Disappointing reaction today, I shouldn’t be surprised. Maybe a few people disappointed with the amount of dividend. I was hoping it might be more but still company needs to be prudent during these times.
Thank you Toonman for that. Clearly wishful thinking on my part.
Galliford Try sold its housebuilding business at the beginning of 2020. That business is now separately listed under the name of Vistry. So comparisons of GFRD's current financial performance with previous years are not meaningful.
Hi just looking at this share and past dividends which looked good. Does anyone think they will get anywhere near these and was share price much higher at the time. Newish to share dealing.
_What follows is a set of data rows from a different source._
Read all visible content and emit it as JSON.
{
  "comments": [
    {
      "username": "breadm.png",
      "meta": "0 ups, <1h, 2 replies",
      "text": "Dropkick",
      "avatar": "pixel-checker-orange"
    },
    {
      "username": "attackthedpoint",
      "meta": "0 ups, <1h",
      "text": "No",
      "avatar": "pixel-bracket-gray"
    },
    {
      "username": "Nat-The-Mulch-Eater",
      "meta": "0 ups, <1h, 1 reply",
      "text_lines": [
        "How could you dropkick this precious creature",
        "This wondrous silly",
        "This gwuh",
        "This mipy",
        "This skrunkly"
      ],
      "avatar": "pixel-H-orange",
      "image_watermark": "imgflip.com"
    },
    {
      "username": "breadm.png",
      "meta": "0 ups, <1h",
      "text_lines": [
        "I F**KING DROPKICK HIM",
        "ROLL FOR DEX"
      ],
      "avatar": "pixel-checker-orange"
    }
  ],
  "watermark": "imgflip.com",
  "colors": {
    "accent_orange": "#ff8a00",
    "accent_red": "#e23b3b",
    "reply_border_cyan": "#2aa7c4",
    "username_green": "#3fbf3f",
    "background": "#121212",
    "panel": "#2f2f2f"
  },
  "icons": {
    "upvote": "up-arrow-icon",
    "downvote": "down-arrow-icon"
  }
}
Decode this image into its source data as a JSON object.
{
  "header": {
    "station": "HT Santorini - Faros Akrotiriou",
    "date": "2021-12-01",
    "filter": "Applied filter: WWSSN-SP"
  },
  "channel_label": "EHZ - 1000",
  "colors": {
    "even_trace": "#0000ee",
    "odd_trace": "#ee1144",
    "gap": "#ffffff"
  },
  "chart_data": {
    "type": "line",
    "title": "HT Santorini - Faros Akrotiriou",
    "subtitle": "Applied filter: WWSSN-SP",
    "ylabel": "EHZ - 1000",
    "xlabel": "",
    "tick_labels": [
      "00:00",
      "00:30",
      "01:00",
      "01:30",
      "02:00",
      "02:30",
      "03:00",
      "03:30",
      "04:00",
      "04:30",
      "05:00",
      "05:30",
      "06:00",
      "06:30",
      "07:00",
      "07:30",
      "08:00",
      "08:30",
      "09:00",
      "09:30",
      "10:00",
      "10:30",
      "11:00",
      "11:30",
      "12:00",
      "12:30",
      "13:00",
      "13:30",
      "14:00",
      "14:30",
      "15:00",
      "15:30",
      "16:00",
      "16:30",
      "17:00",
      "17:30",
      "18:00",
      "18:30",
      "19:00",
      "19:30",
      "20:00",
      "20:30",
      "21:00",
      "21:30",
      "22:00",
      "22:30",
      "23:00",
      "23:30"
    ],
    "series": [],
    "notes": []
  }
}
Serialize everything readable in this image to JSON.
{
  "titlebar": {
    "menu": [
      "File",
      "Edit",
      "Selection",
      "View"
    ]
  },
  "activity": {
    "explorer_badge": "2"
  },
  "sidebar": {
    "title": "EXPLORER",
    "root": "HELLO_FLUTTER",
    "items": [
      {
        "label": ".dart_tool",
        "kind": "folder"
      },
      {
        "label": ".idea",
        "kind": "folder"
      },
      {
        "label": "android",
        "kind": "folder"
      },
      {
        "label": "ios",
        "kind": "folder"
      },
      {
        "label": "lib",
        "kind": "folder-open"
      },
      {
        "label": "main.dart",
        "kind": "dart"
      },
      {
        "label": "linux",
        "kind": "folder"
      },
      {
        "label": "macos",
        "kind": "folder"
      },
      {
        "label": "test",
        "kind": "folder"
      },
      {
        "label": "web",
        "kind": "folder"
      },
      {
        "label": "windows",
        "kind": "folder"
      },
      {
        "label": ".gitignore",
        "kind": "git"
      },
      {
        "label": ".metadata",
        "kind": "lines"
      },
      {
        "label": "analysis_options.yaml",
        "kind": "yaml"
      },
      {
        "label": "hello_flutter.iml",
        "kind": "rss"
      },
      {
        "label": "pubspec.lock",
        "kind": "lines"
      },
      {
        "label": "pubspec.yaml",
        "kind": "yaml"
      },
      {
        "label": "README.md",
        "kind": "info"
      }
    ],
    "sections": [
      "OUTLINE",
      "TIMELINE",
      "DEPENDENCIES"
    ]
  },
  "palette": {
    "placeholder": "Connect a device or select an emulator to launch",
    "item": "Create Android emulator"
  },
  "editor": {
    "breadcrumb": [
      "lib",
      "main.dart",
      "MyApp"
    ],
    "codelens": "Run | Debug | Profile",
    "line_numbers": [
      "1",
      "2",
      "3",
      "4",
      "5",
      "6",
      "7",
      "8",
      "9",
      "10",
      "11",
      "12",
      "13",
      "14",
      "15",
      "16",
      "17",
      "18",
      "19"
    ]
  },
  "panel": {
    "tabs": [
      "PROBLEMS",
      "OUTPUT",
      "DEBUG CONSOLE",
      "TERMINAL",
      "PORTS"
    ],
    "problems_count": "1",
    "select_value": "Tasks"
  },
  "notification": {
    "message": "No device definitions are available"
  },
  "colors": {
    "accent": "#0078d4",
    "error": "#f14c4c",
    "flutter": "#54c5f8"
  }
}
Thanks
i think whilst great they are back in profit these results are a bit underwhelming, as evidenced by the share price reaction.
As previously guided i was expecting a higher profit - nearer £10m based on 2% margin.
It would appear there is also a small YE profit downgrade as revenue guidance and margin has both been slightly reduced - i'm now assuming revenue of £1.2bn and 1.5% profit margin so £18m (although not sure if some central costs will need to be taken off this figure).
So all in all a profitable, steady , unspectacular business.
Regarding dividend i did get this one wrong but it is only the interim dividend, YE one will be higher.
At 1.2p that's only £1.33m so about a 1/3 of the £4m profit.
YE one could be 5p plus if all goes to plan, based on 2 x cover.
Still think cash pile seems a little excessive - a special dividend of say 20p (£22m) would not be unreasonable at some point in the near future.
1.2p or 0.08%
Wee profit, wee dividend. Good signs of a recovery.